Well, my dad recently said to my mom that I have a string of one month stands.... In true mother like fashion she looked at me as she said this waiting for my reaction.
I laughed. I couldn't help but laugh. It was so true. Since my separation I couldn't hold down a relationship for more than a few months. Some were decisions on my end and others I had no control over.
No matter how many times it didn't work out I saw the end way before it actually took place. When Summer Breeze broke my heart I knew it wasn't right -- there was something gone, something missing... But the ego gets involved. He didn't like me, he didn't choose me... hello? Long before that decision was made questions were raised and there was already the knowledge that the relationship was doomed.
We have heard the saying life is too short... and I agree life is too short. Life is too short not to risk falling in love or giving something your all. But life is too long to live unhappy and accept the unacceptable.

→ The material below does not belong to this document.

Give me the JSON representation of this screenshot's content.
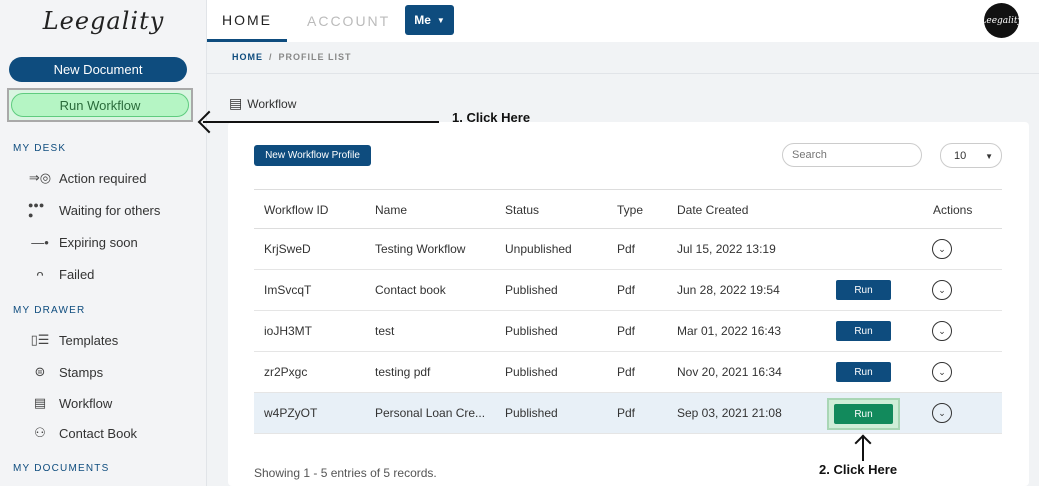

So maybe that is what happens in the one month stand someone realizes that there partner is just a place holder and the need to move on is evident and why waste any more time? Or is that we have become a culture that is so used to getting everything they want that the idea of having to work at something is just too much to handle?
A pearl is formed when a potentially threatening irritant or parasite moves into the shell of a mollusk and it builds this seal, pearl, over time. A natural pearl is a very rare gem. Maybe every place holder is there to shape us into our own natural pearl. So each oyster tells its own journey through the pearl, my hope is that my place holders are the pearl to my prince charming.
Oh Sweetheat, I love you so much. You are the most beautiful of pearls. And you are right, life is to short to live unhappily or complacently. I am so glad to read this today.